Descrizione dettagliata:

L’intervento ha agito con approccio specialistico per restituire all’area lo splendore originario e garantire performance ecologiche ed estetiche di alto livello. I percorsi radiali e la Fontana dei Dodici Mori sono stati riportati a piena dignità scenica attraverso:
- Rimozione della piante morte e ricostruzione filologica delle siepi con circa 150 arbusti, selezionate per rispettare il disegno originario
- Sostituzione mirata delle piante morte, restituendo uniformità e vitalità agli elementi vegetali (1 albero di Cercis siliquastrum e 4 ceppi di Phoenix canariensis morte);
- Estirpazione e abbattimento controllato di Ailanthus altissima per garantire la tutela del patrimonio verde pubblico;
- Realizzazione di un impianto di microirrigazione automatico suddiviso in 5 settori, con ala gocciolante autocompensante, calibrato sulle esigenze reali delle specie, per un apporto idrico misurato.

Esigenze del cliente:
- Ripristinare il disegno paesaggistico originario e l’armonia delle siepi per valorizzare l’identità del luogo;
- Adottare soluzioni idriche sostenibili che riducono i consumi e i costi di esercizio attraverso un’irrigazione mirata e programmabile;
- Ottimizzare costi operativi e di manutenzione nel medio–lungo termine;
- Rimuovere specie invasive che compromettono decoro, flora e manufatti.
Concept progettuale:
- Restauro filologico: ricostituzione delle siepi secondo il layout originale e selezione botanica attenta, con esemplari giovani per garantire continuità estetica-paesaggistica;
- Efficienza idrica: sostituzione elettropompa sommersa, microirrigazione a goccia automatizzata con programmatore elettronico e sensore pioggia, per cicli calibrati alle esigenze stagionali;
- Rigenerazione ecologica: sostituzione delle piante compromesse;
Le fasi del lavoro:
- Sopralluogo e rilievo: misurazioni e censimento delle fallanze, verifica impianto preesistente e mappatura delle piante morte;
- Bonifica e rimozione : estirpazione manuale e meccanica di ailanto, frantumazione ceppi di Phoenix canariensis;
- Installazione impianto: posa tubazioni interrate, ala gocciolante, montaggio pompa, valvole e centralina;
- Ricostituzione siepi e reimpianto: ricostruzione filologica delle siepi, messa a dimora di circa 150 arbusti e nuovo Cercis siliquastrum, sostituzione di 4 Phoenix canariensis con Phoenix dactylifera e trattamenti preventivi.


I risultati ottenuti:
- Decoro urbano ripristinato: restituito il disegno storico radiale e uniformità delle siepi;
- Risparmio idrico: riduzione stimata del 40 % dei consumi rispetto alle pratiche precedenti;
- Contenimento invasivo: completa eliminazione di Ailanthus altissima e piano di monitoraggio futuro;
- Vegetazione rigogliosa: siepi e alberature con miglioramento microclimatico e capacità di assorbimento CO₂;
- Sostenibilità economica: risparmio stimato del 30 % sui costi energetici e di manutenzione grazie a soluzioni tecniche dimensionate.

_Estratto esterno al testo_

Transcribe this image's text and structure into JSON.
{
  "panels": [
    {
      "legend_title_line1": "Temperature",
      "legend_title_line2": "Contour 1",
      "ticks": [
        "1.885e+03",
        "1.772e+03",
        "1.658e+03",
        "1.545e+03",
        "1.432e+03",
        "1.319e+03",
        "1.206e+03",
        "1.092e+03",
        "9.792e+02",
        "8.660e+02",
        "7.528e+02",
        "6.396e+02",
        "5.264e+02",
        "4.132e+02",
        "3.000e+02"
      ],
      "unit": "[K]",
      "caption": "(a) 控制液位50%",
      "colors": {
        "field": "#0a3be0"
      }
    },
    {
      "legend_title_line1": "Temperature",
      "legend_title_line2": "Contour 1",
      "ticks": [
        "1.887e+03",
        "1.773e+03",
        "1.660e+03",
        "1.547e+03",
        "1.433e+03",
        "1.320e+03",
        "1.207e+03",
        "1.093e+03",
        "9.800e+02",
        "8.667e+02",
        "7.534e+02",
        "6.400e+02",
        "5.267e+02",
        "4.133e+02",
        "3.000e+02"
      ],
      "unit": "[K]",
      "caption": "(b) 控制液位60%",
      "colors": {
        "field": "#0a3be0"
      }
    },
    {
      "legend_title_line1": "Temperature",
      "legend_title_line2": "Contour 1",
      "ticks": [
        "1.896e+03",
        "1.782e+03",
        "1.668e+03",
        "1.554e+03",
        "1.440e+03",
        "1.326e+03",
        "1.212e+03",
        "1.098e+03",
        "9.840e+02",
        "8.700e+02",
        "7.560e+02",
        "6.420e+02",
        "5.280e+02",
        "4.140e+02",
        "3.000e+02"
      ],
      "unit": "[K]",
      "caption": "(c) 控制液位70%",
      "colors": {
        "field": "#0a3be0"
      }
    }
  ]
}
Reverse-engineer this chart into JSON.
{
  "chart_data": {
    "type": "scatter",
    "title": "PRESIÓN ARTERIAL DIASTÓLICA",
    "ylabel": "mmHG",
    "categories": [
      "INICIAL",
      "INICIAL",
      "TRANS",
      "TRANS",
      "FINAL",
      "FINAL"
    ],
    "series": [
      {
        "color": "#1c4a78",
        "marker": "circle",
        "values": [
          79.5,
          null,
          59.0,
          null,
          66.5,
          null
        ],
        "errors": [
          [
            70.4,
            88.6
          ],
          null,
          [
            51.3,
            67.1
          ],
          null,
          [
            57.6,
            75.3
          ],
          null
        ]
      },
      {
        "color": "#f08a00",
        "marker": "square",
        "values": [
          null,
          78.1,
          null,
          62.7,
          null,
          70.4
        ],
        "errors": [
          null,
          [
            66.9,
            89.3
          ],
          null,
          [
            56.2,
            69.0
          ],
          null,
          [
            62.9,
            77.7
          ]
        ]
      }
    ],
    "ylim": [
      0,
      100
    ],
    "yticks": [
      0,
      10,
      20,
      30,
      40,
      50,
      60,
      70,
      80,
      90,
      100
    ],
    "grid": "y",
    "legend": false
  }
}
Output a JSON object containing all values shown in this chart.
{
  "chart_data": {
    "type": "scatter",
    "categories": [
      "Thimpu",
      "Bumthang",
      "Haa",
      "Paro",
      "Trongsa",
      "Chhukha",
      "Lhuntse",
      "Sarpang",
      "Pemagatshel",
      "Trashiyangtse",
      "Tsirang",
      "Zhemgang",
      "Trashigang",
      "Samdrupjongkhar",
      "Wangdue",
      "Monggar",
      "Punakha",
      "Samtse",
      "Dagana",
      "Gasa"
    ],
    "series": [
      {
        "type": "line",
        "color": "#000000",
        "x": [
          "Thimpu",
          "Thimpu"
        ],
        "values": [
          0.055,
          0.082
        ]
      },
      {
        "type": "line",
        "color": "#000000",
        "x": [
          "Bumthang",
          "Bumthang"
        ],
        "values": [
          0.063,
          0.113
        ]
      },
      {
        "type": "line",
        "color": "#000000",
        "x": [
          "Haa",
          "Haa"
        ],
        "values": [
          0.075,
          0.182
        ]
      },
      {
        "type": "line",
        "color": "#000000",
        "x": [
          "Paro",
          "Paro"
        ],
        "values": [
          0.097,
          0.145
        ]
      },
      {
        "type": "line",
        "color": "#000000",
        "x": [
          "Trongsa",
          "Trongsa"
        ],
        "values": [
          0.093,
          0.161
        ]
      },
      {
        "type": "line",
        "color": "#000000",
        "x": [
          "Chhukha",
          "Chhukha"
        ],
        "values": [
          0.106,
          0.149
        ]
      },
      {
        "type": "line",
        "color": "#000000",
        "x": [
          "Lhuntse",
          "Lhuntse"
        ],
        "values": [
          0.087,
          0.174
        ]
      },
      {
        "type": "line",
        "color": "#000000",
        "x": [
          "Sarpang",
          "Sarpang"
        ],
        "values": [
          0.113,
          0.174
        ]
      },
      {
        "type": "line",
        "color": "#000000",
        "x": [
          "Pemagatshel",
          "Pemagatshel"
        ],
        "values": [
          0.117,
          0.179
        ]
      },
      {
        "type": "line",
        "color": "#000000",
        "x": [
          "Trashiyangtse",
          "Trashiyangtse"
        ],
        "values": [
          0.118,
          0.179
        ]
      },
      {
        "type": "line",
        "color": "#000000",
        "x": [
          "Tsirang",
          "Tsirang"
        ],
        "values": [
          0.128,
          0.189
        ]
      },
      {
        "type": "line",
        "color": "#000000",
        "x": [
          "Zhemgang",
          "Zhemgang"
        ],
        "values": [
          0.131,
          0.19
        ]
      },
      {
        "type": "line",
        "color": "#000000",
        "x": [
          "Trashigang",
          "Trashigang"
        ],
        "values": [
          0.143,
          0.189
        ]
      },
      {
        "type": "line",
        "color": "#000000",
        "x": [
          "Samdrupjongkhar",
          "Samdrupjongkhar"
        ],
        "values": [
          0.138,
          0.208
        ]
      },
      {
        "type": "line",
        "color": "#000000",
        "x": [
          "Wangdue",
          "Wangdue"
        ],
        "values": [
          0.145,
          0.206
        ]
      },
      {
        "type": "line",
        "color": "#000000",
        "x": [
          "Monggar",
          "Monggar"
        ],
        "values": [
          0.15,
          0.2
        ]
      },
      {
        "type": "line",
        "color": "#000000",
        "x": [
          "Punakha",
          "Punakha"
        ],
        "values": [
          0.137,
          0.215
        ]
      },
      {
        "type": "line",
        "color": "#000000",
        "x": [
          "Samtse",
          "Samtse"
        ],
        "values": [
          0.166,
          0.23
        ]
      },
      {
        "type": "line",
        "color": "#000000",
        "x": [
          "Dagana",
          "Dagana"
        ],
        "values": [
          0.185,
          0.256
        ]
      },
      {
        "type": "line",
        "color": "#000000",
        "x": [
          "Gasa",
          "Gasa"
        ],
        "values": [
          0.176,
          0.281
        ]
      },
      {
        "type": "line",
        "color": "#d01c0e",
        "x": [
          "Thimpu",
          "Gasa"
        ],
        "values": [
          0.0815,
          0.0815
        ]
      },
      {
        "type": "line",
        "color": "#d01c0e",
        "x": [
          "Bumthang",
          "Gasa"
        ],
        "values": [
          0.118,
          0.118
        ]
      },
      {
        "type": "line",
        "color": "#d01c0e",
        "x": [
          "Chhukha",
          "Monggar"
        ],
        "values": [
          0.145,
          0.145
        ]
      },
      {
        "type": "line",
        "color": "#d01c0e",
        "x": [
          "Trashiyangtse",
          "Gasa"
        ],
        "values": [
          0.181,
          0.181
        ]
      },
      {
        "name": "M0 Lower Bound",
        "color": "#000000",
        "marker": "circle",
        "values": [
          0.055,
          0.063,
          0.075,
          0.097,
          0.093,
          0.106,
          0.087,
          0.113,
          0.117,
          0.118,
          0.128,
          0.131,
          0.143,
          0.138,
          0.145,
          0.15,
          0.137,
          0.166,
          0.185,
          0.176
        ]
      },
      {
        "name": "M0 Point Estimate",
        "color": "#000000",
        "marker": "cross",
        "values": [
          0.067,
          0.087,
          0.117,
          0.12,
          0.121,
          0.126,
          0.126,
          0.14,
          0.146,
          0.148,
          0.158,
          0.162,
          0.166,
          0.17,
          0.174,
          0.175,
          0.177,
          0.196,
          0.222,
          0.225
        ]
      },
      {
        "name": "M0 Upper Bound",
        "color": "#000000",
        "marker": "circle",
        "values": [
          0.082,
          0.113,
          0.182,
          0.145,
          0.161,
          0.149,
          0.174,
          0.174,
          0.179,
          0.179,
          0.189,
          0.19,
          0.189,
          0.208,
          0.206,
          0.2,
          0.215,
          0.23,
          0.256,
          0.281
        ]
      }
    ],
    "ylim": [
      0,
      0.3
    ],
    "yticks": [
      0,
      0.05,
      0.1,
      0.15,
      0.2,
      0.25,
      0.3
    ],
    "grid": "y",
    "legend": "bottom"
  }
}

Dettagli tecnici o particolarità:
- Superficie: circa 7.000 mq in 5 settori irrigui;
- Tubazioni portanti e ali gocciolanti;
- Elettropompa sommersa monoblocco 2 HP con galleggiante;
- Elettrovalvole 1½” a 24 V, filtro a rete 130 µm;
- Centralina elettronica con sensore pioggia, programmabile e con modulo Wi‑Fi;
- Specie principali: Cercis siliquastrum, Phoenix dactylifera, Viburnum spp., Myrtus communis, Ligustrum spp.